Когда они начинались, мы бежали в бомбоубежище, но затем наступила какая-то апатия. Лежишь, бывает, дома, слышишь гул стервятника и прикидываешь про себя: «Так, это тяжелый бомбардировщик. Сбросил свой груз где-то возле Балтийского вокзала. Теперь летит на Васильевский остров. Ай, ничего, пронесет!».

Однажды громыхнуло совсем рядом — дом закачался, и посыпались стекла. Тут я выбежала на улицу. И увидела жуткую картину. Ехал какой-то извозчик. Спасаясь от бомб, он бросил свою повозку и спрятался в соседнем доме. А бомба, как назло, угодила прямо в телегу. Лошадь разорвало на части. Собралась толпа, а место происшествия тотчас оцепила милиция: боялись, что голодные люди растащат по квартирам куски еще теплого мяса.

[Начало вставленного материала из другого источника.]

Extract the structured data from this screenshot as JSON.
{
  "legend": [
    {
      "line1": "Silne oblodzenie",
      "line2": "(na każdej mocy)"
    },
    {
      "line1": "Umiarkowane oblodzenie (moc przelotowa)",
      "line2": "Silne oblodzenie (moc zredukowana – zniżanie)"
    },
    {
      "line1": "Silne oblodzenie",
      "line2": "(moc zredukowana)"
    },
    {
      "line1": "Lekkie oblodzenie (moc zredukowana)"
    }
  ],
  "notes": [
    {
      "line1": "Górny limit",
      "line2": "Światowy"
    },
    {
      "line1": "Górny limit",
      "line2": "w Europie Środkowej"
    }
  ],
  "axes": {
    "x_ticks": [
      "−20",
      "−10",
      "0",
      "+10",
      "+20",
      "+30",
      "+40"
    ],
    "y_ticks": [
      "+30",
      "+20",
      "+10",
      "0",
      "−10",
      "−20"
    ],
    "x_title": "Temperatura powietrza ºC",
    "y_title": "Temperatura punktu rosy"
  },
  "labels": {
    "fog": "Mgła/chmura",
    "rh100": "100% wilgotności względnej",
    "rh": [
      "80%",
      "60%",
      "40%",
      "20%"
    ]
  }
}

Первакова Антонина Павловна

Я, Первакова (Власова) Антонина Павловна, родилась в Ленинграде 3 февраля 1931 года.

Я хорошо запомнила налет самолетов на город в начале сентября — неба было не видно из-за большого количества самолетов. Во время налетов мы бегали в бомбоубежище школы № 283. Становилось все хуже с едой, на помойке собирать уже было нечего. Ходила в кинотеатры «Олимпия» и «Ударник», детей туда пускали бесплатно. Посещение кинотеатра отвлекало от мучительного чувства голода.

Кроме этого, пока были силы двигаться, нас заставляли ходить по квартирам и собирать чулки, которые надо было завязать узлом с одной стороны и набить песком, а затем уложить на каждую ступеньку лестничного пролета. Дружинники дежурили на крыше и гасили зажигательные бомбы песком.

Совсем стало плохо с едой. Бабушка варила маисовый кисель, но меня почему-то рвало от него, и мне давали дуранду (жмых) и какую-то баланду. После бомбежки и пожара на Бадаевских складах я несколько раз ходила туда и приносила землю с пожарища. Эту землю мы заливали водой, отстаивали и пили. Эта вода была сладкая, очень вкусная.

Голод одолевал все сильнее. Мама ходила и получала паек по карточкам (125 грамм хлеба), и мы его ели на ночь. «Чтобы утром проснуться», — так говорила мама.